The structures of endohedral complexes of the polyhedral oligomeric silsesquioxane (POSS) cage molecule (HSiO 3/2 ) 12 , with both D 2d and D 6h starting cage symmetries, containing the atomic or ionic species: Li 0 , Li + , Li − , Na 0 , Na + , Na − , K 0 , K + , K − , F − , Cl − , Br − , He, Ne, Ar were optimized by density functional theory using B3LYP and the 6-311G(d,p) and 6-311 ++G(2d,2p) basis sets. The exohedral Li + , Na + , K + , K − , F − , Cl − , Br − , He, Ne, Ar complexes, were also optimized. The properties of these complexes depend on the nature of the species encapsulated in, or bound to, the (HSiO 3/2 ) 12 cage.

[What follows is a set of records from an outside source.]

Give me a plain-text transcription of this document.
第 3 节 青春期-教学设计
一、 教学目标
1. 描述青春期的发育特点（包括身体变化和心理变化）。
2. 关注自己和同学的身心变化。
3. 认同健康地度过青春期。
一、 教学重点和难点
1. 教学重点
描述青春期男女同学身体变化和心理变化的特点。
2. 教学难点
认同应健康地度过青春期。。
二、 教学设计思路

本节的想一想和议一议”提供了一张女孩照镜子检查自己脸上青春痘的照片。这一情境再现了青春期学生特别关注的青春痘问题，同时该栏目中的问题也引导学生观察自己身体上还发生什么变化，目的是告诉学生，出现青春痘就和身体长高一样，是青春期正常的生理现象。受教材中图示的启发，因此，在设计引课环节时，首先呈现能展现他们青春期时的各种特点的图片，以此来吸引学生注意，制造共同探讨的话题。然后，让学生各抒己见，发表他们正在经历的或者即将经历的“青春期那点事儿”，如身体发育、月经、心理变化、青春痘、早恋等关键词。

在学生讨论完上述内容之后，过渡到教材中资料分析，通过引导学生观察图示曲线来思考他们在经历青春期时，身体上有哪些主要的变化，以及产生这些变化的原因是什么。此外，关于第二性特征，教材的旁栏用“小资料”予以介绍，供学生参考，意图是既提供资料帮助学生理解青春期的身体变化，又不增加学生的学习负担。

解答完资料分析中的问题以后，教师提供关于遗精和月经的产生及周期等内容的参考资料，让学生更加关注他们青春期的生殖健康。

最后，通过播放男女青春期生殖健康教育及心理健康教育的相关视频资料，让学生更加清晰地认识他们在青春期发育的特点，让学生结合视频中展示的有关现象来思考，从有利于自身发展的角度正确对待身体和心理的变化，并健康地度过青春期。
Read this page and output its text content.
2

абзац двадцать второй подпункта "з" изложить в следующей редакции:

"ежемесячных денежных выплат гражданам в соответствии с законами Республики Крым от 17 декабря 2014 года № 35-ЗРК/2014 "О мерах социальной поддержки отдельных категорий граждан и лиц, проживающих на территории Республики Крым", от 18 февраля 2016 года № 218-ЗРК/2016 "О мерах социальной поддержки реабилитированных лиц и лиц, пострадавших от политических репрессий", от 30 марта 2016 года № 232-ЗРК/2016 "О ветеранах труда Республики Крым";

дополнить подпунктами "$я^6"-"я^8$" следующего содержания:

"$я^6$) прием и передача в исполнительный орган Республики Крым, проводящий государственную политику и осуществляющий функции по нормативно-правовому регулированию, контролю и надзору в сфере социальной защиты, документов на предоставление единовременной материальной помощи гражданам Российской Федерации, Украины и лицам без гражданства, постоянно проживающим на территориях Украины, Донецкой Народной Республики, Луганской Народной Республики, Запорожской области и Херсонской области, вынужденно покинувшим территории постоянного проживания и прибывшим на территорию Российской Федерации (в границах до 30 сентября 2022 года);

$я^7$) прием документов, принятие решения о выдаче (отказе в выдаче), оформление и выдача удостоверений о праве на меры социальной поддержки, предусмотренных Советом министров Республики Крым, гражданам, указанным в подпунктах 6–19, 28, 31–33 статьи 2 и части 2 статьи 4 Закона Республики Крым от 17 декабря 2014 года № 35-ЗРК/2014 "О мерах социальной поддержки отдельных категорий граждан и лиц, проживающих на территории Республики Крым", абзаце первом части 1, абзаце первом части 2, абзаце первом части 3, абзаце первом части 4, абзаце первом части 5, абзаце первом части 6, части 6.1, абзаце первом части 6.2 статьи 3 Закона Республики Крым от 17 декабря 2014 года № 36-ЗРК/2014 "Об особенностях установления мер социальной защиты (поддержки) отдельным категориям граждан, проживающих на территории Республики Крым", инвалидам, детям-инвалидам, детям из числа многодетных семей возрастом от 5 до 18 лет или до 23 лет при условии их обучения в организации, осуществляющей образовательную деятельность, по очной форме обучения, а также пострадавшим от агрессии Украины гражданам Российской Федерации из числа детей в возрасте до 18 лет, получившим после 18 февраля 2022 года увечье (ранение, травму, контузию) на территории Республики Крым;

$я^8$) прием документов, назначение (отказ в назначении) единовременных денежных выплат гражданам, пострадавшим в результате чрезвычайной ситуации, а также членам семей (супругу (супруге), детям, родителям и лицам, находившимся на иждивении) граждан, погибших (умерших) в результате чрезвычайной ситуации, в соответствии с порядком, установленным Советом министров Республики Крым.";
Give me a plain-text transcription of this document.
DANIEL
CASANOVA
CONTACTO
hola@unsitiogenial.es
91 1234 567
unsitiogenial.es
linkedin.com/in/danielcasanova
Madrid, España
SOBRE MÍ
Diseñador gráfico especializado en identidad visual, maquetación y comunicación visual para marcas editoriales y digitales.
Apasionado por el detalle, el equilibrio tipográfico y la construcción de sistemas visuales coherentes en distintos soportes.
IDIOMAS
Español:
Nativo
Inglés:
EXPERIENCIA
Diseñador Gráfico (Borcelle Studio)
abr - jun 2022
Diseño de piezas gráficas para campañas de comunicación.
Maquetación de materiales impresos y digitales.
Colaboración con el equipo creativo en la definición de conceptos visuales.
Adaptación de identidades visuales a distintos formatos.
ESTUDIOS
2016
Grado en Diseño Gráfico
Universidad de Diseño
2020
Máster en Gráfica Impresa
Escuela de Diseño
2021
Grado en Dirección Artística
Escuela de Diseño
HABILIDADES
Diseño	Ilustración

Noble gas (He, Ne and Ar) encapsulation in (HSiO 3/2 ) 12 has almost no effect on the cage geometry. Alkali metal cation encapsulation, in contrast, exhibits attractive interactions with cage oxygen atoms, leading to cage shrinkage. Halide ion encapsulation expands the cage. The endohedral X@(HSiO 3/2 ) 12 (X = Li + , Na + , K + , F − , Cl − , Br − , He and Ne) complexes form exothermically from the isolated species. The very low ionization potentials of endohedral Li 0 , Na 0 , K 0 complexes suggest that they behave like “superalkalis”. Several endohedral complexes with small guests appear to be viable synthetic targets. The D 2d symmetry of the empty cage was the minimum energy structure in accord with experiment. An exohedral fluoride penetrates the D 6h cage to form the endohedral complex without a barrier.